Hearing is a sense; listening is a skill.
- A child who can hear well, but cannot understand the sounds may have Auditory Processing Disorder (APD). Five out of 100 school-aged children are believed to have some form or degree of APD related deficits. Children with APD often have academic difficulties such as reading (both decoding and comprehension), spelling, writing, following directions and participating in class discussions.
Symptoms of Auditory Processing Disorder
- Difficulty understanding when listening
- Difficulty following auditory directions
- Difficulty remembering multi-step instructions
- Difficulty understanding in noisy situations
- Difficulty following conversations in a group setting
- Difficulty taking notes in the classroom setting
- Reading and spelling difficulties
- Short attention span/easily fatigued
- Verbal IQ lower than performance IQ
What to expect during your child's appointment
A standard hearing test assesses how well a patient detects the presence of a sound. Auditory processing is much more complicated and requires more complicated testing. During an APD evaluation, patients will listen to stimuli that are much more complicated to process than what is heard during a traditional hearing test.
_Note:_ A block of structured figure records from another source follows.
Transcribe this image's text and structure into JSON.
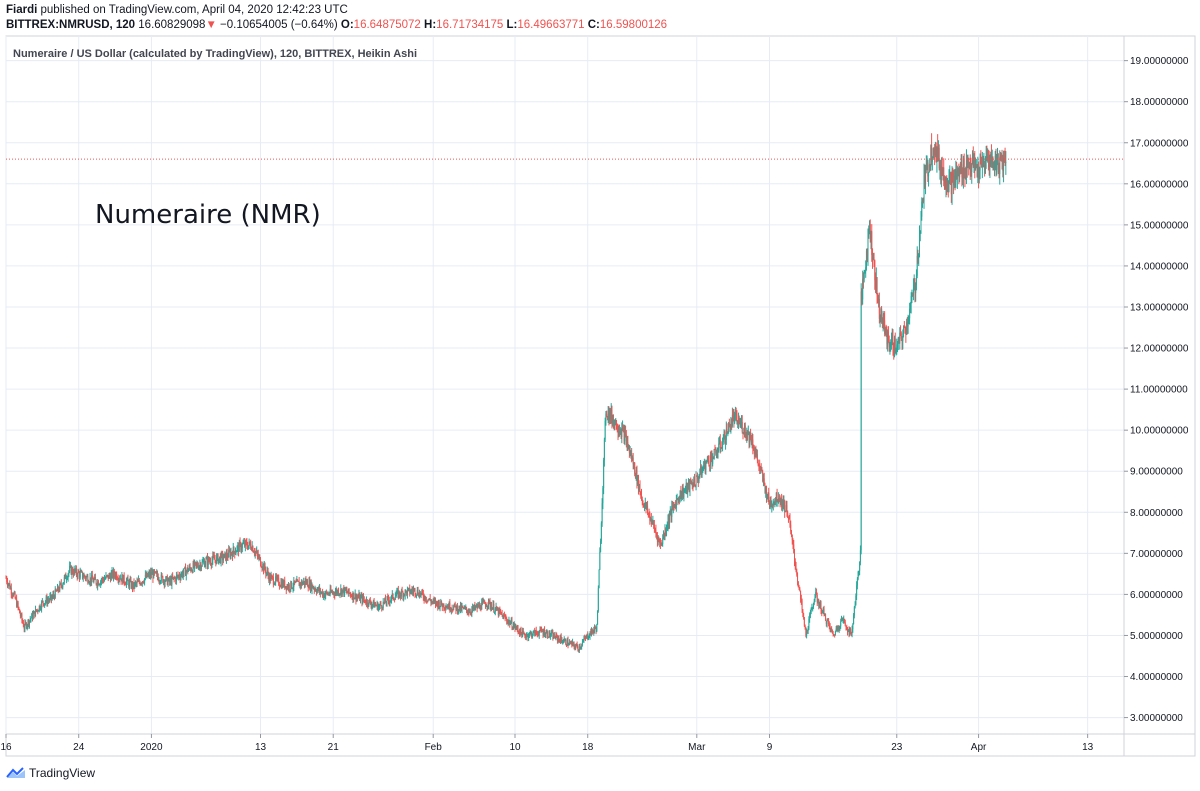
{
  "header": {
    "author": "Fiardi",
    "published": "published on TradingView.com, April 04, 2020 12:42:23 UTC",
    "symbol": "BITTREX:NMRUSD, 120",
    "last": "16.60829098",
    "change_arrow": "▼",
    "change": "−0.10654005 (−0.64%)",
    "o_label": "O:",
    "o_value": "16.64875072",
    "h_label": "H:",
    "h_value": "16.71734175",
    "l_label": "L:",
    "l_value": "16.49663771",
    "c_label": "C:",
    "c_value": "16.59800126"
  },
  "footer": {
    "brand": "TradingView",
    "logo_icon": "tradingview-logo-icon"
  },
  "colors": {
    "up": "#26a69a",
    "down": "#ef5350",
    "grid": "#e6ecf5",
    "priceline": "#ef5350"
  },
  "chart_data": {
    "type": "candlestick",
    "title": "Numeraire / US Dollar (calculated by TradingView), 120, BITTREX, Heikin Ashi",
    "annotation": "Numeraire (NMR)",
    "y_axis_position": "right",
    "ylim": [
      2.6,
      19.6
    ],
    "y_ticks": [
      {
        "label": "19.00000000",
        "value": 19
      },
      {
        "label": "18.00000000",
        "value": 18
      },
      {
        "label": "17.00000000",
        "value": 17
      },
      {
        "label": "16.00000000",
        "value": 16
      },
      {
        "label": "15.00000000",
        "value": 15
      },
      {
        "label": "14.00000000",
        "value": 14
      },
      {
        "label": "13.00000000",
        "value": 13
      },
      {
        "label": "12.00000000",
        "value": 12
      },
      {
        "label": "11.00000000",
        "value": 11
      },
      {
        "label": "10.00000000",
        "value": 10
      },
      {
        "label": "9.00000000",
        "value": 9
      },
      {
        "label": "8.00000000",
        "value": 8
      },
      {
        "label": "7.00000000",
        "value": 7
      },
      {
        "label": "6.00000000",
        "value": 6
      },
      {
        "label": "5.00000000",
        "value": 5
      },
      {
        "label": "4.00000000",
        "value": 4
      },
      {
        "label": "3.00000000",
        "value": 3
      }
    ],
    "x_ticks": [
      {
        "label": "16",
        "date": "2019-12-16"
      },
      {
        "label": "24",
        "date": "2019-12-24"
      },
      {
        "label": "2020",
        "date": "2020-01-01"
      },
      {
        "label": "13",
        "date": "2020-01-13"
      },
      {
        "label": "21",
        "date": "2020-01-21"
      },
      {
        "label": "Feb",
        "date": "2020-02-01"
      },
      {
        "label": "10",
        "date": "2020-02-10"
      },
      {
        "label": "18",
        "date": "2020-02-18"
      },
      {
        "label": "Mar",
        "date": "2020-03-01"
      },
      {
        "label": "9",
        "date": "2020-03-09"
      },
      {
        "label": "23",
        "date": "2020-03-23"
      },
      {
        "label": "Apr",
        "date": "2020-04-01"
      },
      {
        "label": "13",
        "date": "2020-04-13"
      }
    ],
    "x_range": [
      "2019-12-16",
      "2020-04-17"
    ],
    "grid": true,
    "last_price": 16.6,
    "close_path": [
      [
        "2019-12-16",
        6.4
      ],
      [
        "2019-12-17",
        5.9
      ],
      [
        "2019-12-18",
        5.2
      ],
      [
        "2019-12-19",
        5.5
      ],
      [
        "2019-12-20",
        5.8
      ],
      [
        "2019-12-21",
        5.9
      ],
      [
        "2019-12-22",
        6.2
      ],
      [
        "2019-12-23",
        6.6
      ],
      [
        "2019-12-24",
        6.5
      ],
      [
        "2019-12-26",
        6.3
      ],
      [
        "2019-12-28",
        6.5
      ],
      [
        "2019-12-30",
        6.2
      ],
      [
        "2020-01-01",
        6.5
      ],
      [
        "2020-01-03",
        6.3
      ],
      [
        "2020-01-05",
        6.6
      ],
      [
        "2020-01-07",
        6.8
      ],
      [
        "2020-01-09",
        6.9
      ],
      [
        "2020-01-11",
        7.2
      ],
      [
        "2020-01-12",
        7.2
      ],
      [
        "2020-01-14",
        6.4
      ],
      [
        "2020-01-16",
        6.2
      ],
      [
        "2020-01-18",
        6.3
      ],
      [
        "2020-01-20",
        6.0
      ],
      [
        "2020-01-22",
        6.1
      ],
      [
        "2020-01-24",
        5.9
      ],
      [
        "2020-01-26",
        5.7
      ],
      [
        "2020-01-28",
        6.0
      ],
      [
        "2020-01-30",
        6.1
      ],
      [
        "2020-02-01",
        5.8
      ],
      [
        "2020-02-03",
        5.7
      ],
      [
        "2020-02-05",
        5.6
      ],
      [
        "2020-02-07",
        5.8
      ],
      [
        "2020-02-09",
        5.4
      ],
      [
        "2020-02-11",
        5.0
      ],
      [
        "2020-02-13",
        5.1
      ],
      [
        "2020-02-15",
        4.9
      ],
      [
        "2020-02-17",
        4.7
      ],
      [
        "2020-02-18",
        5.0
      ],
      [
        "2020-02-19",
        5.2
      ],
      [
        "2020-02-20",
        10.5
      ],
      [
        "2020-02-21",
        10.2
      ],
      [
        "2020-02-22",
        9.9
      ],
      [
        "2020-02-23",
        9.2
      ],
      [
        "2020-02-24",
        8.3
      ],
      [
        "2020-02-25",
        7.8
      ],
      [
        "2020-02-26",
        7.2
      ],
      [
        "2020-02-27",
        7.9
      ],
      [
        "2020-02-28",
        8.4
      ],
      [
        "2020-03-01",
        8.8
      ],
      [
        "2020-03-02",
        9.2
      ],
      [
        "2020-03-03",
        9.4
      ],
      [
        "2020-03-04",
        9.8
      ],
      [
        "2020-03-05",
        10.3
      ],
      [
        "2020-03-06",
        10.1
      ],
      [
        "2020-03-07",
        9.8
      ],
      [
        "2020-03-08",
        9.0
      ],
      [
        "2020-03-09",
        8.2
      ],
      [
        "2020-03-10",
        8.4
      ],
      [
        "2020-03-11",
        8.0
      ],
      [
        "2020-03-12",
        6.5
      ],
      [
        "2020-03-13",
        5.0
      ],
      [
        "2020-03-14",
        6.0
      ],
      [
        "2020-03-15",
        5.5
      ],
      [
        "2020-03-16",
        5.0
      ],
      [
        "2020-03-17",
        5.4
      ],
      [
        "2020-03-18",
        5.0
      ],
      [
        "2020-03-19",
        7.0
      ],
      [
        "2020-03-19",
        13.0
      ],
      [
        "2020-03-20",
        15.0
      ],
      [
        "2020-03-21",
        13.0
      ],
      [
        "2020-03-22",
        12.2
      ],
      [
        "2020-03-23",
        12.0
      ],
      [
        "2020-03-24",
        12.5
      ],
      [
        "2020-03-25",
        13.5
      ],
      [
        "2020-03-26",
        16.0
      ],
      [
        "2020-03-27",
        17.0
      ],
      [
        "2020-03-28",
        16.3
      ],
      [
        "2020-03-29",
        16.0
      ],
      [
        "2020-03-30",
        16.3
      ],
      [
        "2020-03-31",
        16.5
      ],
      [
        "2020-04-01",
        16.3
      ],
      [
        "2020-04-02",
        16.6
      ],
      [
        "2020-04-03",
        16.5
      ],
      [
        "2020-04-04",
        16.6
      ]
    ]
  }
}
Individuals will be required to listen to different types of auditory stimuli which include tones, words, sentences and noises. The individual must be 8 years or older, have normal or near-normal peripheral hearing, and be able to understand test directions and concentrate for at least 20 minutes at a time during testing.
What comes next?
If testing outcomes reveal a positive APD diagnosis, there are individualized treatment plans to overcome specific auditory deficits. These treatment plans include the use of one-on-one training or computer-assisted software programs such as Earobics© and LiSN & Learn©. Our department can provide educational recommendations for educational accommodations if necessary. Our suggesting devices that would help in a school environment include the Phonak Roger Focus.